A partir de 1878, surgiram planos para a construção de um moderno centro de abastecimento na cidade, já que os projetos da ampliação do porto previam que a maioria dos antigos cais e mercados iriam perder seu acesso marítimo, essencial, na época, para seu funcionamento. Além disso, os conceitos de modernização do espaço urbano e da higiene pública trazidos com implantação da República, visavam a convergência do comércio de gêneros alimentícios, com objetivo de minimizar a existência das feiras livres, tidas como ameaças, quer à higiene, quer à segurança da cidade.
O projeto da modernização do porto de Salvador foi aprovado em 1906. Como local do centro de abastecimento, foi escolhido uma área no domínio do antigo Arsenal da Marinha (atual sede do Segundo Distrito Naval), desativado desde 1899, onde funcionava a Escola de Aprendizes-Marinheiros da Bahia. Em 1911, iniciou-se a construção do Mercado Modelo, no local atual escultura do artista plástico Mario Cravo Júnior, logo ao sul da Praça Cairu.

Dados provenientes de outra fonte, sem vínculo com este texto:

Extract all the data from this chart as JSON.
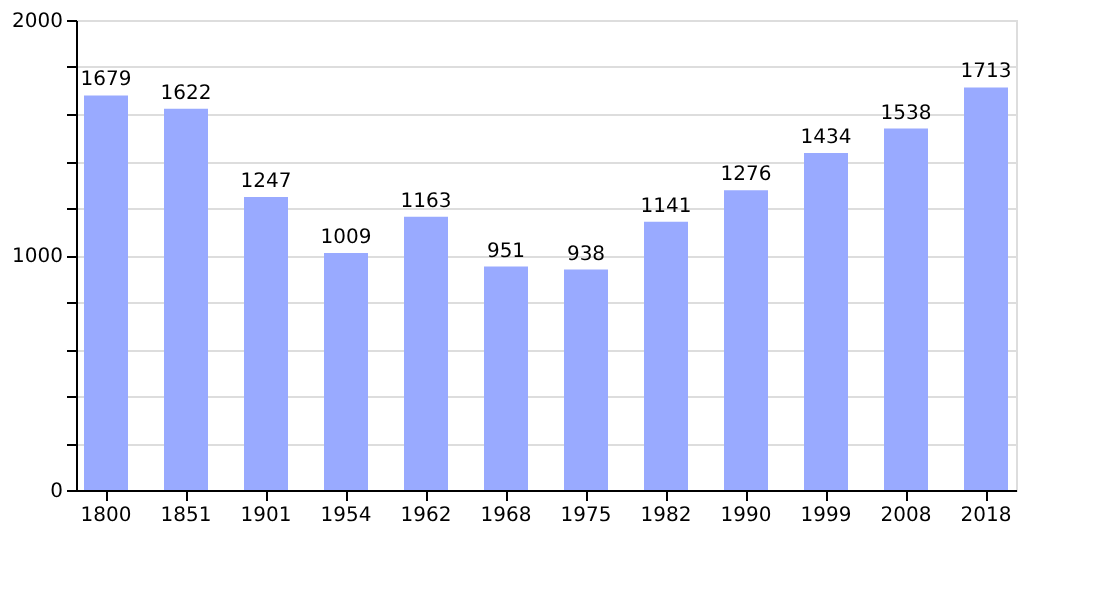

Inaugurado em 1912, o novo Mercado estava construído de forma retangular, medindo 2.400 m² (40x60 metros). Para os padrões estéticos da época, o prédio consistia numa arquitetura bastante incomum, com a estrutura importada, totalmente metálica, circundada de marquises e cobertura de zinco, formada por três elementos distintos, proporcionando a ventilação natural. Tudo indica que essa construção foi a primeira a possuir completa estrutura metálica em Salvador.
Não obstante, a sociedade baiana não recebeu bem esse tipo de arquitetura, ousada para o padrão local. Por isso, já em 1915, o Mercado Modelo sofreu uma nova intervenção, sob a orientação do engenheiro italiano Filinto Santoro. Foram acrescentados outros 900 m² ao prédio, através de um anel periférico que incluía 55 lojas voltadas ao exterior. A fonte central no interior foi relocada na área
próxima à entrada e transformada em chafariz. O anel periférico era fechado por dez portões e uma fachada de cimento armado em estilo monumental, conferindo ao prédio a aparência pela qual ficou conhecido através de cartões postais e fotos da época.
Em frente ao prédio existia, ao longo do ancouradouro da Alfândega, um pequeno porto, esculpido por aterros realizados a partir de 1860, pertencente ao domínio do antigo Arsenal da Marinha e conhecido, no século XIX, como "caldeira". Este espaço passou a funcionar como atracadouro do mercado, incluindo ao seu fundo uma rampa, para facilitar o desembarque em larga escala das mercadorias que chegavam aqui por via marítima. O projeto de Santoro também previa a
construção de um hangar para a instalação de feiras,
que porém nunca chegou a ser executada. Como desde o início do funcionamento do mercado, a Prefeitura e as demais autoridades consentiam com a venda de frutas, louça indígena e outros produtos no exterior do edifício, existia também, desde cedo, uma pequena feira livre em sua frente, chamada, pelos jornais da época, de "Costa D'África".
Como revelam diversos relatórios do Corpo de Bombeiros da Bahia dos fins do século XIX, incêndios em mercados e trapiches e armazéns foram bastante comuns naquela época, e o Mercado Modelo não iria ser uma exceção. Em 1917, o edifício sofreu o primeiro de uma série de incêndios históricos que iriam marcar a sua biografia. No dia 7 de janeiro de 1922, durante a madrugada, um segundo incêndio, de proporções bem maiores, trouxe prejuízos incalculáveis, o que obrigou os comerciantes a procurar outros locais para se instalarem provisoriamente. Por causa da pintura na cor verde que recebeu durante a sua restauração, o Mercado Modelo foi apelidado pelo povo de “Tartaruga Verde”.